I have not looked into this very deeply but from first principles it would appear to me that a per-CPU nursery would be strictly better than a per-thread nursery for typical applications.
Yeah, that's pretty new relative to when the old gperftools version of tcmalloc hit the scene. It works via the rseq operations on Linux; afaik no other OS is supported.
> I have not looked into this very deeply but from first principles it would appear to me that a per-CPU nursery would be strictly better than a per-thread nursery for typical applications.
Both are quite effective at removing the contention, so I think it mostly comes down to which needs fewer allocation caches to do it. In the case of a tie, per-CPU is probably better because if a thread migrates across cores you want to use memory likely to be hot in the CPU cache. If you have far more threads than cores, per-CPU should win. If you're single-threaded, per-thread should win. If you have a thread-per-core reactor, and either use the whole machine, or restrict it with cpuset so it always stays on the same cores, per-CPU should win, and more so if there are any ancillary threads for logging or whatever. All those profiles exist; what a "typical application" is I dunno.

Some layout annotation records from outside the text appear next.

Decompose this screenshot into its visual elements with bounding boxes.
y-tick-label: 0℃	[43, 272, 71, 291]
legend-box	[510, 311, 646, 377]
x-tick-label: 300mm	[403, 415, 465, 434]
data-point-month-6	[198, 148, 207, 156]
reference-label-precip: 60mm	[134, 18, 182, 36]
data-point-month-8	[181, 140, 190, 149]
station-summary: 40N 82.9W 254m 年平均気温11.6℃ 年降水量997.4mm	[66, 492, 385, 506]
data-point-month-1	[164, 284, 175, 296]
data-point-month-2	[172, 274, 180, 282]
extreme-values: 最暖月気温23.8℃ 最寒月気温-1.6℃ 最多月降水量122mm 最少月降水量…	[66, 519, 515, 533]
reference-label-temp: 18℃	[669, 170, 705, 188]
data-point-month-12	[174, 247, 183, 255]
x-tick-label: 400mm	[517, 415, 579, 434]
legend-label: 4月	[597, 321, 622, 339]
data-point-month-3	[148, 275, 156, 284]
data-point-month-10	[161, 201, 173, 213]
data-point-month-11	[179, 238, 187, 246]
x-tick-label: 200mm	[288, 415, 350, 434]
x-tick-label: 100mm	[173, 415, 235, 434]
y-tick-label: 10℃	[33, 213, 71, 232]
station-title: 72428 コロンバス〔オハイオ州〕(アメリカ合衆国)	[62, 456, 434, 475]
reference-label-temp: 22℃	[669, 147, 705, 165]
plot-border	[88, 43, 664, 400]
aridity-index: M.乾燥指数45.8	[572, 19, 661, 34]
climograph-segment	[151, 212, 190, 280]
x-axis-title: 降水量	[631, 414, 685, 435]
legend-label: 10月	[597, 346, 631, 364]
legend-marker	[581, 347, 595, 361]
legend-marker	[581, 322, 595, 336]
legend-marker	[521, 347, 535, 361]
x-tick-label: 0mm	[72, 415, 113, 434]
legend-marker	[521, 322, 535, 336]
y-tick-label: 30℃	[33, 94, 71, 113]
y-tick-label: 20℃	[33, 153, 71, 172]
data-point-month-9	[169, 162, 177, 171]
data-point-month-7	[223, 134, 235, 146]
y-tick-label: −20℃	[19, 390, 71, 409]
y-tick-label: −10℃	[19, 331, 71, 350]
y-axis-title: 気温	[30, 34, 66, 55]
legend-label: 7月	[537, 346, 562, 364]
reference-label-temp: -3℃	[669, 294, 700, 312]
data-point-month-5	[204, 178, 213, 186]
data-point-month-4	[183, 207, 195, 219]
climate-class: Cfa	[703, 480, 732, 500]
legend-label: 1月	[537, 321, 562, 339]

There's also the concept of "virtual CPU IDs" (the language may have changed), which can minimize the downside of per-CPU for small cgroups on huge machines. It really should be better than per-thread, as running threads <= total threads. Not sure if that's even in mainline Linux now or not. https://lwn.net/Articles/885818/
Ah yes, thanks for the detailed explanation! By "typical application" I mean those applications where there are far more (mostly idle) threads than available cores. I guess I shouldn't have used the phrase "typical application" since this differs so much by people's experience.